The law is settled with us that an action which survives disability or death does not abate until a judgment of the court is entered to that effect. Rogerson v. Leggett, 145 N.C. 7, 58 S.E. 596; Moore v. Moore, 151 N.C. 555, 66 S.E. 598.

In the present action, the court, after finding the facts, sustained the defendant’s plea in abatement. The facts disclose that the action was originally instituted on 28 September, 1946; that complaint and answer were duly filed and that the original defendant died on 7 October, 1947. No effort was made to make her administrator a party defendant until 25 August, 1952, approximately two years after the estate had been administered, the final account filed and the administrator discharged. Likewise, the plaintiff made no effort to make Y. S. Cowell, the sole heir of Sue D. Cowell, a party defendant until after the expiration of nearly *684seven years from ber death. Moreover, there is nothing in the record before us to indicate that Y. S. Cowell knew anything about this litigation which was pending in Camden County, prior to 17 August, 1953, the date on which he was served with a purported summons which appellant now admits was a nullity. In light of these facts, an abuse of discretion in sustaining the plea in abatement has not been made to appear. Rogerson v. Leggett, supra.

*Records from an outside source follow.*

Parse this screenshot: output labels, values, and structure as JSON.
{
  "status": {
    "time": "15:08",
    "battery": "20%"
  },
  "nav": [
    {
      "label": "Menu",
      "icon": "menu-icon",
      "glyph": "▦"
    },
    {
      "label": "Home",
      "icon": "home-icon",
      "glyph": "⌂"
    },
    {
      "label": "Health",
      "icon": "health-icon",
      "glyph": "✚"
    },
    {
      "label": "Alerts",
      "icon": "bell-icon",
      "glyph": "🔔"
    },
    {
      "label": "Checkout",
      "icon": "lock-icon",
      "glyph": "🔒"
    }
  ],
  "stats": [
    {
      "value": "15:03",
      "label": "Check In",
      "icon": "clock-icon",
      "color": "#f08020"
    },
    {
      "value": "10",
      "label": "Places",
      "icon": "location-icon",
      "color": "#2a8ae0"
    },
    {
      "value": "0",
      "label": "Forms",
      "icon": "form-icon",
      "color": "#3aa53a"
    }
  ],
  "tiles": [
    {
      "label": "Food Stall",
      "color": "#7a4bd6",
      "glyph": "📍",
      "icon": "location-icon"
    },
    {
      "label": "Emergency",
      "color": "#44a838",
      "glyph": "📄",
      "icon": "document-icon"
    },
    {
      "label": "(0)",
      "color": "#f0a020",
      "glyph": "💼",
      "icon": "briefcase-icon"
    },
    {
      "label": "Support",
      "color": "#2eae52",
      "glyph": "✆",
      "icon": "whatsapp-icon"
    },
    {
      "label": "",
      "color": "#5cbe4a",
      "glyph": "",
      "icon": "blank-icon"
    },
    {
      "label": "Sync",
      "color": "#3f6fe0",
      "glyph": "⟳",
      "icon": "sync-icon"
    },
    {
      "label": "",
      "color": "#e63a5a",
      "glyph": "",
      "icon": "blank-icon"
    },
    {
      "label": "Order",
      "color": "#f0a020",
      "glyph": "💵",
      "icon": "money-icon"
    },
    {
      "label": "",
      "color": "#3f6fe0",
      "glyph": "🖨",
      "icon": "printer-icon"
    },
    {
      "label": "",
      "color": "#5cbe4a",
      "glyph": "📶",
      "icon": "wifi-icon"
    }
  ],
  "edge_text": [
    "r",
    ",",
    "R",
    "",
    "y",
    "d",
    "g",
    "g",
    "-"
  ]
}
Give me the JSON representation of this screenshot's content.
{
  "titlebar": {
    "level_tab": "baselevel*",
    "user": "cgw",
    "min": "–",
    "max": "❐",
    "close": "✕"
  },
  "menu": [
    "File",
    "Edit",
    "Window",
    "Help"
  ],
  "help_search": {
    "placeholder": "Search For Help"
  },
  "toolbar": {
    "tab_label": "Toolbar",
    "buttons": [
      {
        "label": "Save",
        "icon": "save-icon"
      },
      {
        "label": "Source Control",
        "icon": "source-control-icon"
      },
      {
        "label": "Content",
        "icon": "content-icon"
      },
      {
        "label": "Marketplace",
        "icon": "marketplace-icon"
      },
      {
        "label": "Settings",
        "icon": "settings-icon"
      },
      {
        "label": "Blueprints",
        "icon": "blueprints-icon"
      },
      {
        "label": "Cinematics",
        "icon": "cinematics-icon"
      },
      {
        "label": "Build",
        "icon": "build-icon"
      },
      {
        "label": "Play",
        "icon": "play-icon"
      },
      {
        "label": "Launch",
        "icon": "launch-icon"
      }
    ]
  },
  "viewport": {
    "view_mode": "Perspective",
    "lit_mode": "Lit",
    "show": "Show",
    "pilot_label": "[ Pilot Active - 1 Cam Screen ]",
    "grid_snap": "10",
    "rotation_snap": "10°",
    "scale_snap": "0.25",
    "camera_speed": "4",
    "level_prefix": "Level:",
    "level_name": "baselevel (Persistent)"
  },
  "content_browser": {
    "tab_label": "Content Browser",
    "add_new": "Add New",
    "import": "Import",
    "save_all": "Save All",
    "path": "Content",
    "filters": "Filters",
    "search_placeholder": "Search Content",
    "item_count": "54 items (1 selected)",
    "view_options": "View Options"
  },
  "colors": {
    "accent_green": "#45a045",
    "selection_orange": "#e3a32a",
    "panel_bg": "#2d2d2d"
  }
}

In the last cited case the Court said: “Certainly the law does not contemplate that the plaintiff may keep his action in a semidormant condition for seven years, and then, when it suits his pleasure or possibly his interest, call the heir at law into court, to find that by a legal fiction he has been deprived of his defenses and called to answer, when by the lapse of time he has become disabled to make good his defense, or that which his ancestor may have made. The liberal provisions of the statute permitting the continuation of the action after the death of the defendant should not be permitted to work out such results.”

Furthermore, it will be noted that the plaintiff not only sought in the court below to make Y. S. Cowell the party defendant, but also to amend his complaint and set up a claim for rents and profits received by Y. S. Cowell, as well as for rents and profits received by him as administrator of the estate of Sue D. Cowell, including such rents and profits as he may have received as agent for Sue D. Cowell prior to her death. However, the refusal of the court below to make Y. S. Cowell a party defendant, but, on the contrary, to sustain his plea in abatement, makes the question as to the plaintiff's right to amend academic. Even so, had the court allowed the motion to make V. S. Cowell the party defendant in this action, whether or not an amendment to the plaintiff’s pleadings should have been allowed, would have raised a question to be determined in the discretion of the court. G.S. 1-163; Parker v. Realty Co., 195 N.C. 644, 143 S.E. 254. A discretionary ruling on a motion to amend pleadings is not reviewable on appeal. Hogsed v. Pearlman, 213 N.C. 240, 195 S.E. 789; Byers v. Byers, 223 N.C. 85, 25 S.E. 2d 466; Hooper v. Glenn, 230 N.C. 571, 53 S.E. 2d 843.

The ruling of the court below will be sustained.

Affirmed.

BaRNHill, C. J., DeviN and ParKbr, JJ., took no part in the consideration or decision of this case.